Don Quijote dari la Mancha hadir dengan banyak salah tulis dan penyuntingan yang tidak bisa dikatakan memadai. Sedikit contoh kecil dari Buku I misalnya “kelahiranannya” (hal. 24), “denga” (hal. 29), “mengingatanku” (hal. 389). Kita mungkin memaklumi salah tulis semacam itu dengan berlandaskan pada apologi waktu penerjemahan singkat “satu tahun” yang disinggung oleh penerjemah dalam pengantar, tetapi pemakluman terhadap apologi tersebut tidak berarti semua usai dan revisi menjadi takmesti. Pada saat edisi cetakan selanjutnya dipublikasikan, kapan pun itu, apologi waktu penerjemahan yang singkat itu tentu sudah tak berlaku lagi.

Pada bagian halaman hak cipta Don Quijote dari la Mancha disebutkan bahwa “judul asli: El ingenioso hidalgo don quijote de la Mancha”. Tidak ada informasi tentang penyunting, tidak ada informasi tentang pemeriksa aksara. Pengantar buku Don Quijote dari la Mancha Buku I ada tiga. Pertama sambutan dari Duta Besar Spanyol untuk Indonesia, José Maria Matres Manso, kedua dari Goenawan Mohamad, ketiga dari penerjemah, Apsanti Djokosujatno. Pada Buku II pengantar penerjemah tidak diikutsertakan.
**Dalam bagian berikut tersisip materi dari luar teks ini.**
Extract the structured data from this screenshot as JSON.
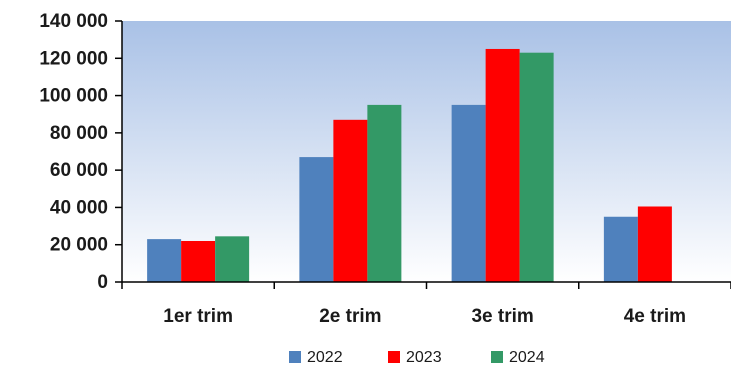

Dari pengantar Don Quijote dari la Mancha tampak bahwa buku terjemahan ini lahir sebagai salah satu bentuk kerja sama Indonesia-Spanyol. Maka dari itu, sah belaka jika kita menduga buku yang lahir dari bentuk kerjasama dua negara seperti ini tentu hanya melibatkan dua bahasa pula: satu bahasa sumber dan satu bahasa sasaran, dalam kasus Don Quijote dari la Mancha bahasa Spanyol dan bahasa Indonesia. Lagipula pencantuman hanya “judul asli” dalam bahasa Spanyol pada halaman hak cipta memperkuat dugaan tersebut. Pada halaman tersebut biasanya buku terjemahan memuat informasi mengenai naskah sumber, dalam kasus novel Don Quijote kalau misalnya yang dijadikan naskah sumber adalah edisi bahasa Inggris maka ilaharnya yang dicantumkan akanlah judul edisi bahasa Inggris.   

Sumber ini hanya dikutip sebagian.